Welche Schlussfolgerungen zieht die Arbeit?
Die Arbeit zeigt, wie Diamanda Galás durch die innovative Verwendung ihrer Stimme und den Bezug zu traditionellen Klageformen ein politisches Statement setzt und Emotionen beim Publikum erzeugt. Die "Plague Mass" ist kein bloßer Ausdruck persönlicher Emotionen, sondern eine bewusst gestaltete und politisch motivierte künstlerische Aussage. Die Authentizität ihres Schaffens durch persönliche Betroffenheit wird als ein Faktor für ihre Popularität genannt.
Welche Literatur und Quellen werden verwendet?
Die Arbeit bezieht sich auf verschiedene akademische Texte (Weber-Lucks, Pope/Leonardi, Penman) und Interviews mit Diamanda Galás. Die "Plague Mass" CD wird als diskographische Quelle genannt.

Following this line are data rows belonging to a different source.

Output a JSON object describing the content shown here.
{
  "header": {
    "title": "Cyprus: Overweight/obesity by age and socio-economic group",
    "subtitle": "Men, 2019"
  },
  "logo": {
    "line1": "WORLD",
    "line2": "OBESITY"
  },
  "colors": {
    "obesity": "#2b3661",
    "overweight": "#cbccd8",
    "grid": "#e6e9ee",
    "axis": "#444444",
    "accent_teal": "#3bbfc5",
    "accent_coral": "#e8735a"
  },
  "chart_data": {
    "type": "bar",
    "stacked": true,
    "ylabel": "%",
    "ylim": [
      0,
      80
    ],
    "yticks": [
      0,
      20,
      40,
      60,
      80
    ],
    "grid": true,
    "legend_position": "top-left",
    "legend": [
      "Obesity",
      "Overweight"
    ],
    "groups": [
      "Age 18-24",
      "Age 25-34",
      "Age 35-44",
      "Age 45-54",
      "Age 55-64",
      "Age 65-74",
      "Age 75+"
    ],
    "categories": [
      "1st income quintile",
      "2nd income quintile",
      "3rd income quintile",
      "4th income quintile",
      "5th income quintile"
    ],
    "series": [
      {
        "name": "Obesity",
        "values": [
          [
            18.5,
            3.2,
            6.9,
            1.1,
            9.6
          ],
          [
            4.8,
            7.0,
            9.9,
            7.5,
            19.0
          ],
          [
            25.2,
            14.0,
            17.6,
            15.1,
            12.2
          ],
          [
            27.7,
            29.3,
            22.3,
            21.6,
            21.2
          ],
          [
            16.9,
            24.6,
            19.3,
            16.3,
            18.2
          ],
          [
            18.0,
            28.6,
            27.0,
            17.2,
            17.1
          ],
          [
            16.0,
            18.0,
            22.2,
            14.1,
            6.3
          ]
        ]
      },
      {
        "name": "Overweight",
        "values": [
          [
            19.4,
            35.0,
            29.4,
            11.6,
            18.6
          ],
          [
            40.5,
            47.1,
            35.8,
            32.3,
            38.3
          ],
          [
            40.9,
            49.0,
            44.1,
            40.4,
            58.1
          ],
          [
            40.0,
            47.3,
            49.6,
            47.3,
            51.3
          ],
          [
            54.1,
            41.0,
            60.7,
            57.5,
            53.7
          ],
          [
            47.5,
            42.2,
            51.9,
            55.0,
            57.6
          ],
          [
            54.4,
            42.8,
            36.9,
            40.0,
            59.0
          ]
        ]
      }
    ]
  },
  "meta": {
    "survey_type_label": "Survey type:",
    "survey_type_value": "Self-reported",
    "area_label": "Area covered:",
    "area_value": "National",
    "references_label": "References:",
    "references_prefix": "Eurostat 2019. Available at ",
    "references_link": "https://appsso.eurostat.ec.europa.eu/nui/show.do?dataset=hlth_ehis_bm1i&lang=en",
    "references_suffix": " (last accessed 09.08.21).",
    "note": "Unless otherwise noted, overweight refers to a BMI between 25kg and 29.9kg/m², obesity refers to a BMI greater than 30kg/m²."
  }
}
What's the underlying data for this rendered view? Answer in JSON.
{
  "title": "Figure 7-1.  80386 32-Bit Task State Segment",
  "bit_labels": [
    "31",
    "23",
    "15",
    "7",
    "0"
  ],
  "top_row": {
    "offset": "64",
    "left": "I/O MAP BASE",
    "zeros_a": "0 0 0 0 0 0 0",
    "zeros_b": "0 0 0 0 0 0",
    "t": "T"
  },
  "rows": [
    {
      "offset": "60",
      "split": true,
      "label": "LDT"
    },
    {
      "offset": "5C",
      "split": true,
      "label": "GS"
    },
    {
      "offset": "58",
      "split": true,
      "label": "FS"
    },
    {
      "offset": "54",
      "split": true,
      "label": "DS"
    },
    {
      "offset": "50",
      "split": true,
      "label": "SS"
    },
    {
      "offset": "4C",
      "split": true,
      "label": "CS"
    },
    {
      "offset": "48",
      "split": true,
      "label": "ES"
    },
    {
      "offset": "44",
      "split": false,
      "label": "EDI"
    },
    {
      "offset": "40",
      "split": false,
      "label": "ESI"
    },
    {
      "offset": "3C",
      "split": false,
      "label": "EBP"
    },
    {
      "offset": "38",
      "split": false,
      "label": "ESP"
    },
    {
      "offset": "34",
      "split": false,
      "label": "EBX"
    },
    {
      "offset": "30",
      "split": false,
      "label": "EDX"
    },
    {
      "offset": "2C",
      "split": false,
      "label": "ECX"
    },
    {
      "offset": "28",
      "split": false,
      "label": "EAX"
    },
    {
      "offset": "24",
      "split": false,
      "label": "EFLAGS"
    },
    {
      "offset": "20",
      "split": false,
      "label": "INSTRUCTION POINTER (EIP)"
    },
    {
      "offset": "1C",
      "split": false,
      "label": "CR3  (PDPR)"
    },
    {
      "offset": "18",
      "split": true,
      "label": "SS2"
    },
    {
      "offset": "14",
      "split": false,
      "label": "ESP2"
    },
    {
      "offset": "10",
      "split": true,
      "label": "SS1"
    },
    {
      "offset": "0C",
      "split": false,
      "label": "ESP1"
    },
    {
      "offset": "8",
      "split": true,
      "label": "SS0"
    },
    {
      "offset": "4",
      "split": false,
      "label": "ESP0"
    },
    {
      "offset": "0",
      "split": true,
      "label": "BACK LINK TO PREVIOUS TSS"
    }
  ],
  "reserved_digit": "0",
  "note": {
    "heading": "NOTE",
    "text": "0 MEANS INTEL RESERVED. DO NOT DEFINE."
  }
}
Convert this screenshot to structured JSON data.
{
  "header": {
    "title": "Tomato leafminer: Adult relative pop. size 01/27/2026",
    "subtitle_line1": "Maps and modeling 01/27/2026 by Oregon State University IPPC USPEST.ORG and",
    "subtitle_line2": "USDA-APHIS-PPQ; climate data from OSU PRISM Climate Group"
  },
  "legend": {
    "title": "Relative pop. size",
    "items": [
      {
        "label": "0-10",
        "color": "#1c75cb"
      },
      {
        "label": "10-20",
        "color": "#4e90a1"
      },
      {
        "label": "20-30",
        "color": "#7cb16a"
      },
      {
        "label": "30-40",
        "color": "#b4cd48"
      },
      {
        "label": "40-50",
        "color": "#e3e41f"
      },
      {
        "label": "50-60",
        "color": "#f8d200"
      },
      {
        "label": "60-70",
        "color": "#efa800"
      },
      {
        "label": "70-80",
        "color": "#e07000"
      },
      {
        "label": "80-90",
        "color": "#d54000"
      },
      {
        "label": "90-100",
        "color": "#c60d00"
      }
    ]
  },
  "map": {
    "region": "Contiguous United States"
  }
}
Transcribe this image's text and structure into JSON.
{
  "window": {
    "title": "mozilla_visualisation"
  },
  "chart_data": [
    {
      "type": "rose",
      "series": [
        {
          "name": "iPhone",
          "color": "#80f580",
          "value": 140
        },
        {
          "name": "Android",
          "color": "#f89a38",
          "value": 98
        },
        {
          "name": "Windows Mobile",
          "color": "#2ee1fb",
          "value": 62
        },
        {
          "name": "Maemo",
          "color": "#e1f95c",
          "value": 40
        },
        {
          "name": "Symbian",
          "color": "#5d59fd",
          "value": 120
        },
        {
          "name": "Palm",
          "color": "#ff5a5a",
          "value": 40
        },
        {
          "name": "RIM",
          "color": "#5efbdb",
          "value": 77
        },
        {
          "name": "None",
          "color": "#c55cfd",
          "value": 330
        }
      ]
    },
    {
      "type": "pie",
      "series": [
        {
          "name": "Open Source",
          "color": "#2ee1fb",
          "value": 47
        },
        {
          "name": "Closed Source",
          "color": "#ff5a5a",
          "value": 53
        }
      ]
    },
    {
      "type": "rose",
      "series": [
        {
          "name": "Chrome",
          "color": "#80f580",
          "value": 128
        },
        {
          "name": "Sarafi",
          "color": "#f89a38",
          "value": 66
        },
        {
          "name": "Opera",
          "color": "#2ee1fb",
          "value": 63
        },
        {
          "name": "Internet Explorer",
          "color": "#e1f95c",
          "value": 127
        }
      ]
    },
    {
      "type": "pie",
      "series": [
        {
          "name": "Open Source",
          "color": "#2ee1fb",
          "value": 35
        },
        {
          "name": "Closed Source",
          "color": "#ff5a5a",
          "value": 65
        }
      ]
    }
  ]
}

Für wen ist diese Arbeit gedacht?
Diese Arbeit richtet sich an Wissenschaftler und Studenten, die sich mit Gesangstechnik, Performancekunst, musikalischer Semiotik, Gender Studies und der kulturellen und politischen Bedeutung von Musik auseinandersetzen. Sie ist für akademische Zwecke gedacht und analysiert die Themen strukturiert und professionell.
Inhalt
Einleitung
Fragestellungen
Aufbau der Arbeit
Gesangstechnik und Emotion
Stimmklang als Vehikel von Emotion
Emotion als gestaltetes Element
Stimme und Rolle(n)
Traditionelle Wurzeln: moirologia – griechische Totenklage
Die Totenklage als Forderung nach Rache
Zusammenfassung und Ausblick
Literatur
Diskographische Angaben
Einleitung
Viele aufregende Entwicklungen hat es in den letzten zwanzig Jahren im Bereich Stimme und Gesang gegeben, viele davon m.E. in der sogenannten „U-Musik“ jenseits des Mainstreams. Für diese Arbeit erschien es der Autorin geraten, nur eine Künstlerin zu bearbeiten, dafür aber eine, deren Schaffen als beispielhaft für neue Entwicklungen auf dem Gebiet der Stimme gelten kann.
Diamanda Galás ist eine solche Künstlerin. Ihre Performances und ihre CD-Einspielungen sprechen über die Grenzen von „U“- und „E“-Musik hinweg ein großes Publikum an. Nicht nur Performances gehören mittlerweile zu ihrem Repertoire, sondern auch nur vom Klavier begleitete Recitals, Werke, in denen nur die unbegleitete Stimme zu hören ist, Songs mit Band-Begleitung oder Songs, in denen sie sich der Möglichkeiten der elektronischen Musik bedient.
Das Bemerkenswerte an ihrer Arbeit ist, daß sie Grenzbereiche nicht nur des Singens, sondern der Stimme überhaupt einsetzt, und das in einer Kompromißlosigkeit, die neu ist. „Gesang“ zu isolieren, wird schwierig, da das gesamte Spektrum von Singen, Sprechen und Schreien mit fließenden Übergängen eingesetzt wird.
Mit diesen Mitteln geht Diamanda Galás in ihren neueren Veröffentlichungen wesentlich zurückhaltender um. In einem ihrer bekanntesten, aber nicht mehr ganz neuen Werke sind diese gesangstechnischen und ästhetischen Besonderheiten m.E. in augenfälliger Weise zu finden: in der „Plague Mass“, 1990 uraufgeführt, 1991 auf CD erschienen.
Thema der „Plague Mass“ ist AIDS und die gesellschaftliche Stimmungslage, die sich an diese Krankheit anknüpfte. Um 1990 galt AIDS noch nicht als Problem, das alle Gruppen der Gesellschaft betraf, sondern als ‚Schwulenkrankheit’. Repressive Strömungen profitierten von der Angst vor AIDS, das von religiös-konservativ orientierten Menschen als ‚Strafe Gottes’ (unter anderem) für Sexualität außerhalb des monogamen heterosexuellen Modells dargestellt wurde.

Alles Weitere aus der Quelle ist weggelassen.